Сафин, наоборот, в цехе появлялся изредка, но недостатки видел сразу, а уж увидит — распечет не по-шубински. Его боялись больше директора. Мастера предпочитали сами прибегать к нему в кабинет и докладывать, чтобы снять с себя ответственность.
Сафин грузно сидел в тяжелом, как и он сам, кресле. Он не суетился, как Трушков, а спокойно, немногословно руководил работой. И Шубин понял: пора!
В тот день, когда сборщики начали собирать баян по операциям, Шубин не пошел в цех — изменил своей обычной привычке. Он остался у себя в кабинете и только вечером позвонил Сафину.
— Как обычно, — продышал в трубку Сафин и замолчал, дожидаясь вопросов.
Неделя прошла спокойно, но Шубин, словно врач после переливания крови тяжелобольному, напряженно вслушивался в пульс фабрики. Он не верил гладкому началу, и не ошибся. Вскоре, словно нарочно, в деревообрабатывающем цехе сломался шипорезный станок. Чинили долго. Шубин вызвал главного инженера и так поговорил с ним, что тот остался ночевать вместе со слесарем у станка. Шипорезный вошел в строй, но через день позвонил разгоряченный Сафин и доложил: отделочный выдал две сотни полукорпусов хромки с различными цветовыми оттенками — перепутали целлулоид и полукорпуса не комплектовались.
Сборка требовала полукорпуса, и Шубину пришлось вызывать двух работниц из отпуска.
Но прошла и эта тяжелая неделя, постепенно жизнь входила в привычное русло, и Шубин прикинул, что план они «вытянут» и даже дня на четыре раньше. А вдруг перебой с фанерой? Поставщику он не очень-то доверял: предприятие молодое, работает со срывами, вполне может не поставить фанеру в срок. Тогда полетят к чертям все его планы, и все козыри будут биты.
Надо было подстраховаться, и Шубин вызвал заместителя по снабжению. Василий Степанович вошел в кабинет спокойно, испытующе глянул на Шубина и, не дожидаясь приглашения, сел в кресло напротив стола. Глянул еще раз искоса и сказал многозначительно:
— Кочергин вторую неделю в Москве. Место утаптывает…
— А с планом у них как?
— С планом туговато, но Кочергин в Москве…
Для многих на фабрике было загадкой, как уживался директор со своим заместителем — человеком непокорным, изворотливым. Шубин и сам, если бы его спросили прямо, едва ли ответил, однако чувствовал: без Василия Степановича ему трудно. Тот умел, несмотря на резкость, сойтись с любым человеком, склонить его на свою сторону, а это для снабженца золотое качество. Еще ценил в нем Шубин преданность фабрике. Сейчас Василию Степановичу ничего не грозит — его на десяток фабрик замом возьмут, да и Кочергин, к примеру, за него обеими руками ухватится. А вот болеет Василий Степанович за Шубина, помочь пытается, и чувствует Шубин: от души это.
— А пусть, тут и без Москвы дел хватает!
— Смотри, Дмитрий Николаевич, недооценивать Кочергина нельзя — парень не промах. Своего не упустит, да и не только своего…
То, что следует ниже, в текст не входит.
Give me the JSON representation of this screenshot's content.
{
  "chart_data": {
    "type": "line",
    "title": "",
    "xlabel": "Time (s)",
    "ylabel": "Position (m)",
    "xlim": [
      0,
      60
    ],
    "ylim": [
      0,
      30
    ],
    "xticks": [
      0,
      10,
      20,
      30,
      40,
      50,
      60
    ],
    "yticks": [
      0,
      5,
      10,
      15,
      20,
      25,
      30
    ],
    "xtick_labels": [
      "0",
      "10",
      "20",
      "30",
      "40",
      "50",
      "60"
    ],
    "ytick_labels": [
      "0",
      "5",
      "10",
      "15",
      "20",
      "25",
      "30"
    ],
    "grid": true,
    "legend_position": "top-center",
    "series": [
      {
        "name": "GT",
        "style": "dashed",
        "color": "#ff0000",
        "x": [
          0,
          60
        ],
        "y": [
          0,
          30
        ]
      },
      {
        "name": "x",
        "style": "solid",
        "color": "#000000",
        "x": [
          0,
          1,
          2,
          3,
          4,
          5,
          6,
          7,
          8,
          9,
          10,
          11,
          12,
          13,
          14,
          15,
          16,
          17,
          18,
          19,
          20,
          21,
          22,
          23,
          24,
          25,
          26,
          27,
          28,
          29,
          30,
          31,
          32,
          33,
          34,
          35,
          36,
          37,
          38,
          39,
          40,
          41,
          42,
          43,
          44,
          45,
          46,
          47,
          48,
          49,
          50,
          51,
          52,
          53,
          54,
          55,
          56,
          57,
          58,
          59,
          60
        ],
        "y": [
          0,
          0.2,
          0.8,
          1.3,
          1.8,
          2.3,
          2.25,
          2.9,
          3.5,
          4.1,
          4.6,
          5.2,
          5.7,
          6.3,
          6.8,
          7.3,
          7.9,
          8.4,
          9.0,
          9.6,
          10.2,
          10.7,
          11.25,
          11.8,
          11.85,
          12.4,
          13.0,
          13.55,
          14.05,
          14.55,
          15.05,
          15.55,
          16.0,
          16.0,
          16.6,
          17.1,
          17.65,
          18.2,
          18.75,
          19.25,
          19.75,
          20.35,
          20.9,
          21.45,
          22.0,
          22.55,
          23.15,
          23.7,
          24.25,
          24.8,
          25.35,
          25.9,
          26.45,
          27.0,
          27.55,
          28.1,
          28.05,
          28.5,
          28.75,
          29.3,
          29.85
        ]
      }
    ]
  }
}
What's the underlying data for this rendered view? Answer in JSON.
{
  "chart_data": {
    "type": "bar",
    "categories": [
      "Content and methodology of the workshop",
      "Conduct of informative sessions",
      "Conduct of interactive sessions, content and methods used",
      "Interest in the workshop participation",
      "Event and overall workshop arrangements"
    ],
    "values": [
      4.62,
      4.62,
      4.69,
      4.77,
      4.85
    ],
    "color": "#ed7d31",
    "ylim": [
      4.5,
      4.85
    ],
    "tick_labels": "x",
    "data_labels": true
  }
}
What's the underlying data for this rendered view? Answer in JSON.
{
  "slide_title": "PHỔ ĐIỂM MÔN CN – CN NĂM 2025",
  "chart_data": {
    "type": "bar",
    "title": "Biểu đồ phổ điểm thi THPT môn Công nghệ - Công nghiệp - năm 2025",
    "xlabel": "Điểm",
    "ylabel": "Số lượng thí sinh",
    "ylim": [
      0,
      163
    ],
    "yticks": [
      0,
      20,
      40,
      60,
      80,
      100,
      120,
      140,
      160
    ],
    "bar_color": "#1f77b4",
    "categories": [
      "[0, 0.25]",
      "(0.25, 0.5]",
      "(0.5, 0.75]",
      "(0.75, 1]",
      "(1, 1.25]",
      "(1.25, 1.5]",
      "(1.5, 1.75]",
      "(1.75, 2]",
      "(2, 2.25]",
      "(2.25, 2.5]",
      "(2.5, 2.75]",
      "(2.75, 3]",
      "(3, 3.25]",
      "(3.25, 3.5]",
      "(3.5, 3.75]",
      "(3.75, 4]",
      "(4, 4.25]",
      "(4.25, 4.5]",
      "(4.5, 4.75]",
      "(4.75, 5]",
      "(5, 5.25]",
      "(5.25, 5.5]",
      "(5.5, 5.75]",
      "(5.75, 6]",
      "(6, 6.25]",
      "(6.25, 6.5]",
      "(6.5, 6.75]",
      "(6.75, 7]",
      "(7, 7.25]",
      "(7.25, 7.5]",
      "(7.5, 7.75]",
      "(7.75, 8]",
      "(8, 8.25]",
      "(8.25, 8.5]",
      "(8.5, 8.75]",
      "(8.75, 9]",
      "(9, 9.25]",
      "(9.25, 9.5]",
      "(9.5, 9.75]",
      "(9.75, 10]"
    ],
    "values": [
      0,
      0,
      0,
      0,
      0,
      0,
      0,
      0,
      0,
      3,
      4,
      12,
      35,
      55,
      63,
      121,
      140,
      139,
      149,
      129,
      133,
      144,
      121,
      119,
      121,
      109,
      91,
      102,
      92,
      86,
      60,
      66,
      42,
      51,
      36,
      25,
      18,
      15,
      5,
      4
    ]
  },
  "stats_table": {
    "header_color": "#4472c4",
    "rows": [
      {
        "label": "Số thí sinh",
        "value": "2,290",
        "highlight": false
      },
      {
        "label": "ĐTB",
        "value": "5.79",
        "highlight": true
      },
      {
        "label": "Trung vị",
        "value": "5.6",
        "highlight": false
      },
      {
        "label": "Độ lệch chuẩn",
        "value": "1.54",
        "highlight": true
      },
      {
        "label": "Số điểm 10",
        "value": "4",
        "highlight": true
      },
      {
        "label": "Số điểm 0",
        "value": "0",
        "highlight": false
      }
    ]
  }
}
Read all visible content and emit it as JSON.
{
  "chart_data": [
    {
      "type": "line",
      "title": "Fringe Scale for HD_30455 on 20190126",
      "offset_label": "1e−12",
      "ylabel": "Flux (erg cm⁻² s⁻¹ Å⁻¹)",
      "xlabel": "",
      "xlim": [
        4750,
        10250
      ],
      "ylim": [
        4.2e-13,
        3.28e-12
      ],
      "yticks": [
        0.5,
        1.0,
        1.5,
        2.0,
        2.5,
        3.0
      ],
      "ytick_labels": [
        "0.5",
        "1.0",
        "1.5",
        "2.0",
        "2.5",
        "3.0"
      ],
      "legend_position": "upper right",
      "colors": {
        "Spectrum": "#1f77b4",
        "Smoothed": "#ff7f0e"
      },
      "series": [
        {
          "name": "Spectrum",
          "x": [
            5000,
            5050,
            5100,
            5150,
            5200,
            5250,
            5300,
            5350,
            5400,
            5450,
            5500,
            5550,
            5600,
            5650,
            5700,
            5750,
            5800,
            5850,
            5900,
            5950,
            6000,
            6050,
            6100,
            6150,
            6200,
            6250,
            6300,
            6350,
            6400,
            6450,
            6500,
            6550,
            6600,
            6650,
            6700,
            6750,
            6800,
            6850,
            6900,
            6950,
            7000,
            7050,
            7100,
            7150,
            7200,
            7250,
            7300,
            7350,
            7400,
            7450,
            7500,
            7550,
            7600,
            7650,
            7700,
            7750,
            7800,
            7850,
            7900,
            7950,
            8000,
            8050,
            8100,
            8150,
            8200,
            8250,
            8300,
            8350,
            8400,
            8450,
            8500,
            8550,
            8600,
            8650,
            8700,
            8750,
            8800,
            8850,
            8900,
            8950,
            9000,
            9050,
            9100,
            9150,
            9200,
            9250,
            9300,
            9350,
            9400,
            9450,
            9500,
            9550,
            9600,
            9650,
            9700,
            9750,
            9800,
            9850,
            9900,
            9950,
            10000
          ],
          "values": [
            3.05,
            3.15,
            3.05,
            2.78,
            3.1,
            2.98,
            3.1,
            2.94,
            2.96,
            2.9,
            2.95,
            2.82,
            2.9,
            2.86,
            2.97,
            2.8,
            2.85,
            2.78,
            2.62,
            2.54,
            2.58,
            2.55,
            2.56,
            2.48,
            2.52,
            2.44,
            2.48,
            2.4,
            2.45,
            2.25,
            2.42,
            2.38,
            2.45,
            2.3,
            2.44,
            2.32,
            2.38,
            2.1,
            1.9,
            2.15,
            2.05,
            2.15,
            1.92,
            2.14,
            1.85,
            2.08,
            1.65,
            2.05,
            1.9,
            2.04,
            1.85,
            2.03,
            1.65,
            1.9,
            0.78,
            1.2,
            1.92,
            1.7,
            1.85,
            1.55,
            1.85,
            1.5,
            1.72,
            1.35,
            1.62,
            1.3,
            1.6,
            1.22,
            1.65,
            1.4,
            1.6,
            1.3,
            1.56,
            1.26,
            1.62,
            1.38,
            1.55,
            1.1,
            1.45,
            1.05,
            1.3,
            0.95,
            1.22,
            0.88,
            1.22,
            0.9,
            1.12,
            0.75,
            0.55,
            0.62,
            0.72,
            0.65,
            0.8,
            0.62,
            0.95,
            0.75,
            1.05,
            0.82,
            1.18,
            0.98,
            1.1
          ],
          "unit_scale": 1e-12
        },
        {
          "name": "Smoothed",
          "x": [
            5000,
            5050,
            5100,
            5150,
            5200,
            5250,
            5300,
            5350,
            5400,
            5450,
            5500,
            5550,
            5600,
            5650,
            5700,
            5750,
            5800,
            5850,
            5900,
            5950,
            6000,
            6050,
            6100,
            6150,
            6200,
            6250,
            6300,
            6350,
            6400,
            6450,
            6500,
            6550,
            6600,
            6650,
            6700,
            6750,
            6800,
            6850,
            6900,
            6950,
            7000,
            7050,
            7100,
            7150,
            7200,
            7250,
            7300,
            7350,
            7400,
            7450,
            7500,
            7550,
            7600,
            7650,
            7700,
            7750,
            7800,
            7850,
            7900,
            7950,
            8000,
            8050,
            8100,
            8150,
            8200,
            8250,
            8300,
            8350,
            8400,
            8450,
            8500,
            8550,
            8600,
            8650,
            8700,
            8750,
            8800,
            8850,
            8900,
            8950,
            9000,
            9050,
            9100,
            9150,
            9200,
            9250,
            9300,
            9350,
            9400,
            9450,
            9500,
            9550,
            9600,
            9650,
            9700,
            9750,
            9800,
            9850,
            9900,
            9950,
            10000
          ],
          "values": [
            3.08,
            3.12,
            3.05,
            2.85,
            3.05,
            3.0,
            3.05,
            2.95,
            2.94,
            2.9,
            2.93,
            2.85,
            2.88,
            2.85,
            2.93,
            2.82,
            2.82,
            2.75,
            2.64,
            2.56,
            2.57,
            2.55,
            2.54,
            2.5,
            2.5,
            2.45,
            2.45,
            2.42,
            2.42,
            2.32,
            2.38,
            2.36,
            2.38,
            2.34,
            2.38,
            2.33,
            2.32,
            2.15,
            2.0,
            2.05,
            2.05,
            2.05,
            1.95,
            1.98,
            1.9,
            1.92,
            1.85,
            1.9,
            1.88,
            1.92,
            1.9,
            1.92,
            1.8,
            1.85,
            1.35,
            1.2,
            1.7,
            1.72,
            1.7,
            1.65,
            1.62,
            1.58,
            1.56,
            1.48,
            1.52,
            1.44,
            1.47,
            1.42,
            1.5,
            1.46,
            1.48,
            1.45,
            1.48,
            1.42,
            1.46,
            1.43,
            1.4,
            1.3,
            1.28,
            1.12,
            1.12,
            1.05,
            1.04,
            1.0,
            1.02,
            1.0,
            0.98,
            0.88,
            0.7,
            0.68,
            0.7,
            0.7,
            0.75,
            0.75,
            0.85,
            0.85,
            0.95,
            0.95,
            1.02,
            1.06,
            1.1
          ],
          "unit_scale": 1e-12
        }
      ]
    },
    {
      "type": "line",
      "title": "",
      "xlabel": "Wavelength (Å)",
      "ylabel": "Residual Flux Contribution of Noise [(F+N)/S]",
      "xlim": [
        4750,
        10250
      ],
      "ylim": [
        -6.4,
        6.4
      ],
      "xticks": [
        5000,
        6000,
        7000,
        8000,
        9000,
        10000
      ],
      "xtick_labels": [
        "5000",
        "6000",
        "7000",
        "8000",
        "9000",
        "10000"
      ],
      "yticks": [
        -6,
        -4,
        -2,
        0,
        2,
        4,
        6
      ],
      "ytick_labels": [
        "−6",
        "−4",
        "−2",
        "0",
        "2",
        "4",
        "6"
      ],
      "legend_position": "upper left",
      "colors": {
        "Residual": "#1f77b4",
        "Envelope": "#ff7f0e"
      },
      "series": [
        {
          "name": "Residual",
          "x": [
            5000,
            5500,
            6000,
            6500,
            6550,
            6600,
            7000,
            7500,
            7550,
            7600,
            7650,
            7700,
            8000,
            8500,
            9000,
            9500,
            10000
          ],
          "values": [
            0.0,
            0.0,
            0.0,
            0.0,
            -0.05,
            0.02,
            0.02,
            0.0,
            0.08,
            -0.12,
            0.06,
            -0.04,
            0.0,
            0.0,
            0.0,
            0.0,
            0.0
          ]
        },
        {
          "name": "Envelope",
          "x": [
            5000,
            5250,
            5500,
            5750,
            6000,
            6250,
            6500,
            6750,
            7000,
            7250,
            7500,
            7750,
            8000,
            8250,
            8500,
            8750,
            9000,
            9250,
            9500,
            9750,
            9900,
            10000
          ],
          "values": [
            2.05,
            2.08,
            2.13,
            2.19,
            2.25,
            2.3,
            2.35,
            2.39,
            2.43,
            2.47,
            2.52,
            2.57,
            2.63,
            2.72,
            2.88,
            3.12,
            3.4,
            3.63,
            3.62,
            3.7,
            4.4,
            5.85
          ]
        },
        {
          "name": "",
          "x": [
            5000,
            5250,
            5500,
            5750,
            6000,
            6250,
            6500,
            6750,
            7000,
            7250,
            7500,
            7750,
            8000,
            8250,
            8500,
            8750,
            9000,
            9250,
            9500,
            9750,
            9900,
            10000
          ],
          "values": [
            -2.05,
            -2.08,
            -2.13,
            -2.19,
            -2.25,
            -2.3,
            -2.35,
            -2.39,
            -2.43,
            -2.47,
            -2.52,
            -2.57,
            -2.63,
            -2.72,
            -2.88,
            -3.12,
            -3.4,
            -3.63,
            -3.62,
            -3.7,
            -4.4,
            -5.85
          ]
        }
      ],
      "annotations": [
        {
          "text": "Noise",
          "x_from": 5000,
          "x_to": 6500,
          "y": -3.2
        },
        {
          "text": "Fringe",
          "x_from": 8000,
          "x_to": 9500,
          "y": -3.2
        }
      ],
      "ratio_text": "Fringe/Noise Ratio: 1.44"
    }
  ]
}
— Не за тем пригласил тебя, Василий Степанович. Фанера у меня из головы не выходит, боюсь, подведет поставщик.
— Не исключено.
— А как быть?
— У мебельщиков занять надо. Они специальный цех запустили — сами клеят.
— Поделятся?
— Должны.
Зазвонил телефон. Шубин крякнул от неудовольствия, снял трубку, давая понять заместителю, что еще не все сказал.
— Кто это?.. Так, чем могу быть полезен? Да, моя жена. Как — в больнице?! С сердцем? Сейчас еду.
Он сразу забыл, о чем говорил с заместителем, и, когда тот поднялся, только махнул ему рукой: давай, мол, делай.
Галя в больнице! — эта весть разом заслонила собой все остальное.
Вскоре старенький «Москвич», с натужным урчанием поднимаясь на косогоры, тащился к ровным городским улицам. Шубин сидел на заднем сиденье, широко расставив ноги, и, наклонив седую голову, смотрел перед собой, ничего не замечая. Мысли путались, и он не знал, наяву все это происходит или во сне, странном и тяжелом.
К Гале его не пустили. Вышла пожилая медсестра и, глядя куда-то в сторону, объяснила, что у его жены инфаркт, но волноваться не надо. Что за чушь! Как не надо! Инфаркт — это не насморк!
До дома было недалеко, и он решил пойти пешком, чтобы хоть немного опомниться. Шел по улицам, не замечая ни прохожих, ни машин, не слыша ни гудков, ни окриков. И встречные удивленно смотрели на представительного мужчину с навернувшимися на глаза слезами.